I think most people who are afraid of him insist—if they
ever lived long enough to insist—that his eyes are a blood red, glittering
malevolently in his ghostly pale face.
They say those red eyes are signs of his cruelty. At least, that’s what I’ve heard from some of
the voices around me; the angry and bitter whispers of the guilty.
For my part, I can never see what they claim. For to me his eyes are like rubies, or
perhaps two deep crimson stars that twinkle in the sable night sky, deep and
inscrutable and awesome. But that is
most likely because I’m not guilty. I’m
one of the many he’s helped, and whose lives were changed for the better
because I met him.
The others who fear him, sprinkled here and there around me. . . they had been thrwarted by him, despite whatever
guiles and cunning they used in their lives.
They hate him and fear him, and his crimson gaze had bore into their
hearts like daggers, piercing through their evils and their false
innocence.
No wonder they insist his eyes are the color of blood.
But unlike those people, he does not frighten me. My memory of him. .
.dimmed, except for his vivid ruby-red eyes. . .remains a beautiful one. How strange that, despite meeting him for an
incredibly short amount of time, I felt as if he were the one person who really
tried to understand what I was saying.
And yet I never got a chance to thank him. It had been too bewildering, too strange, for
me to say much but what he asked me to say.
Now that I have plenty of time to think about my
encounter with him, I realize that there were so many things I wanted to ask,
so many questions he might’ve answered.
But I’ve lost my chance. After
all, I suppose souls can only talk to him once, and I’d hate to bother him,
since I’m sure he has lots of work to do.

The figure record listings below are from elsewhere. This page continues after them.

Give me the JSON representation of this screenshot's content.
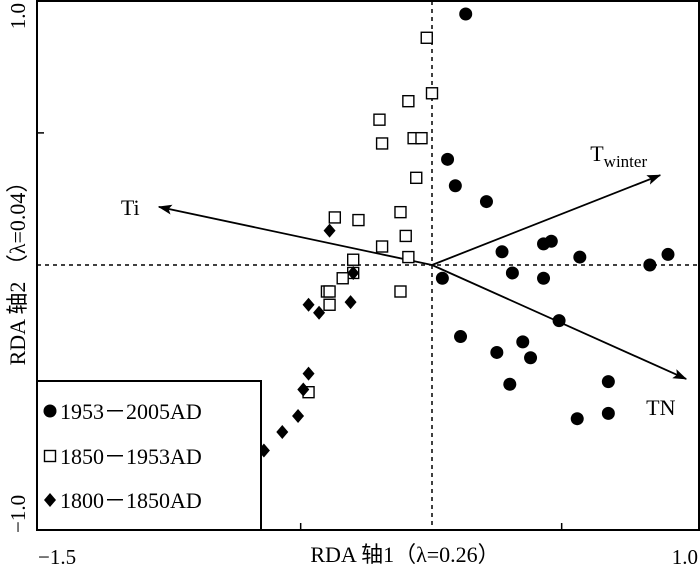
{
  "chart_data": {
    "type": "scatter",
    "title": "",
    "xlabel": "RDA 轴1（λ=0.26）",
    "ylabel": "RDA 轴2 （λ=0.04）",
    "xlim": [
      -1.5,
      1.0
    ],
    "ylim": [
      -1.0,
      1.0
    ],
    "x_ticks": [
      -1.5,
      1.0
    ],
    "x_tick_labels": [
      "−1.5",
      "1.0"
    ],
    "y_ticks": [
      -1.0,
      1.0
    ],
    "y_tick_labels": [
      "−1.0",
      "1.0"
    ],
    "zero_lines": "dashed",
    "grid": false,
    "legend_position": "bottom-left",
    "series": [
      {
        "name": "1953－2005AD",
        "marker": "filled-circle",
        "points": [
          [
            0.13,
            0.95
          ],
          [
            0.06,
            0.4
          ],
          [
            0.09,
            0.3
          ],
          [
            0.21,
            0.24
          ],
          [
            0.27,
            0.05
          ],
          [
            0.31,
            -0.03
          ],
          [
            0.43,
            0.08
          ],
          [
            0.46,
            0.09
          ],
          [
            0.43,
            -0.05
          ],
          [
            0.57,
            0.03
          ],
          [
            0.84,
            0.0
          ],
          [
            0.91,
            0.04
          ],
          [
            0.04,
            -0.05
          ],
          [
            0.49,
            -0.21
          ],
          [
            0.11,
            -0.27
          ],
          [
            0.25,
            -0.33
          ],
          [
            0.35,
            -0.29
          ],
          [
            0.38,
            -0.35
          ],
          [
            0.3,
            -0.45
          ],
          [
            0.68,
            -0.44
          ],
          [
            0.68,
            -0.56
          ],
          [
            0.56,
            -0.58
          ]
        ]
      },
      {
        "name": "1850－1953AD",
        "marker": "open-square",
        "points": [
          [
            -0.02,
            0.86
          ],
          [
            0.0,
            0.65
          ],
          [
            -0.09,
            0.62
          ],
          [
            -0.2,
            0.55
          ],
          [
            -0.19,
            0.46
          ],
          [
            -0.07,
            0.48
          ],
          [
            -0.04,
            0.48
          ],
          [
            -0.06,
            0.33
          ],
          [
            -0.12,
            0.2
          ],
          [
            -0.37,
            0.18
          ],
          [
            -0.28,
            0.17
          ],
          [
            -0.1,
            0.11
          ],
          [
            -0.19,
            0.07
          ],
          [
            -0.09,
            0.03
          ],
          [
            -0.3,
            0.02
          ],
          [
            -0.3,
            -0.03
          ],
          [
            -0.34,
            -0.05
          ],
          [
            -0.12,
            -0.1
          ],
          [
            -0.4,
            -0.1
          ],
          [
            -0.39,
            -0.1
          ],
          [
            -0.39,
            -0.15
          ],
          [
            -0.47,
            -0.48
          ]
        ]
      },
      {
        "name": "1800－1850AD",
        "marker": "filled-diamond",
        "points": [
          [
            -0.39,
            0.13
          ],
          [
            -0.3,
            -0.03
          ],
          [
            -0.31,
            -0.14
          ],
          [
            -0.47,
            -0.15
          ],
          [
            -0.43,
            -0.18
          ],
          [
            -0.47,
            -0.41
          ],
          [
            -0.49,
            -0.47
          ],
          [
            -0.51,
            -0.57
          ],
          [
            -0.57,
            -0.63
          ],
          [
            -0.64,
            -0.7
          ]
        ]
      }
    ],
    "vectors": [
      {
        "label": "Ti",
        "label_sub": "",
        "x": -1.04,
        "y": 0.22
      },
      {
        "label": "T",
        "label_sub": "winter",
        "x": 0.88,
        "y": 0.34
      },
      {
        "label": "TN",
        "label_sub": "",
        "x": 0.98,
        "y": -0.43
      }
    ],
    "legend": [
      {
        "marker": "filled-circle",
        "label": "1953－2005AD"
      },
      {
        "marker": "open-square",
        "label": "1850－1953AD"
      },
      {
        "marker": "filled-diamond",
        "label": "1800－1850AD"
      }
    ]
  }
}
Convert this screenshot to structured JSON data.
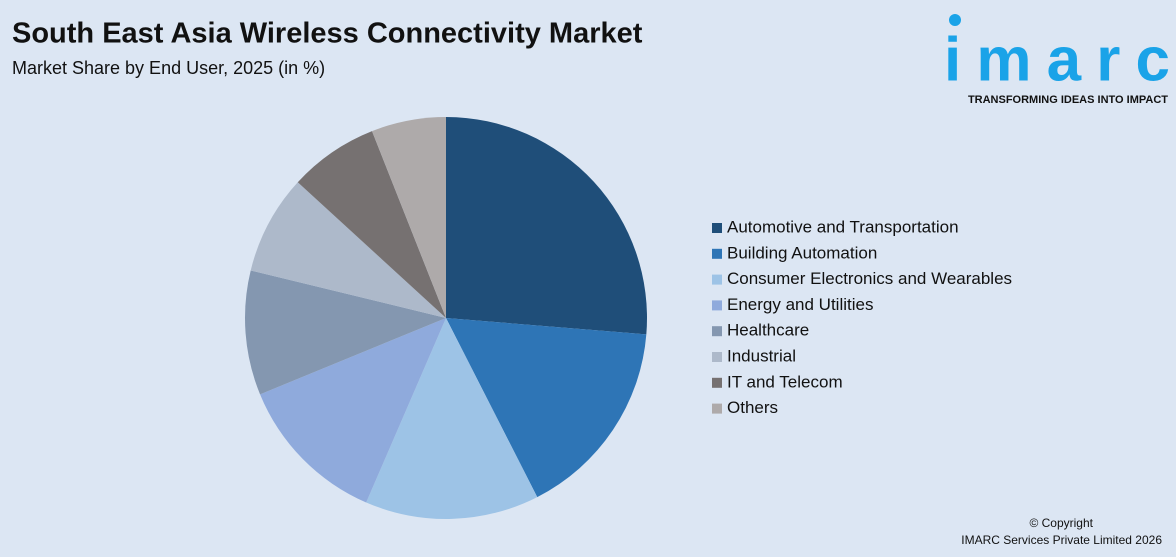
{
  "chart_data": {
    "type": "pie",
    "title": "South East Asia Wireless Connectivity Market",
    "subtitle": "Market Share by End User, 2025 (in %)",
    "categories": [
      "Automotive and Transportation",
      "Building Automation",
      "Consumer Electronics and Wearables",
      "Energy and Utilities",
      "Healthcare",
      "Industrial",
      "IT and Telecom",
      "Others"
    ],
    "values": [
      26.3,
      16.2,
      14,
      12.3,
      10,
      8,
      7.2,
      6
    ],
    "colors": [
      "#1f4e79",
      "#2e75b6",
      "#9dc3e6",
      "#8faadc",
      "#8497b0",
      "#adb9ca",
      "#767171",
      "#aeaaaa"
    ],
    "legend": "right"
  },
  "logo": {
    "name": "imarc",
    "tagline": "TRANSFORMING IDEAS INTO IMPACT"
  },
  "copyright": [
    "© Copyright",
    "IMARC Services Private Limited 2026"
  ]
}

It’s all thanks to him that I can now rest in peace. My life, now that I look back on it, was very
satisfying. I can’t say I was overjoyed
to see it end, but at least someone was there to make it bearable. . .someone
was there to listen, and help set everything right again.
I know you can’t hear me all the way in that room, but I
want to say thank you. That’s really not
enough, after all you’ve done for me. . .
But thank you, the boy with the ruby-red eyes.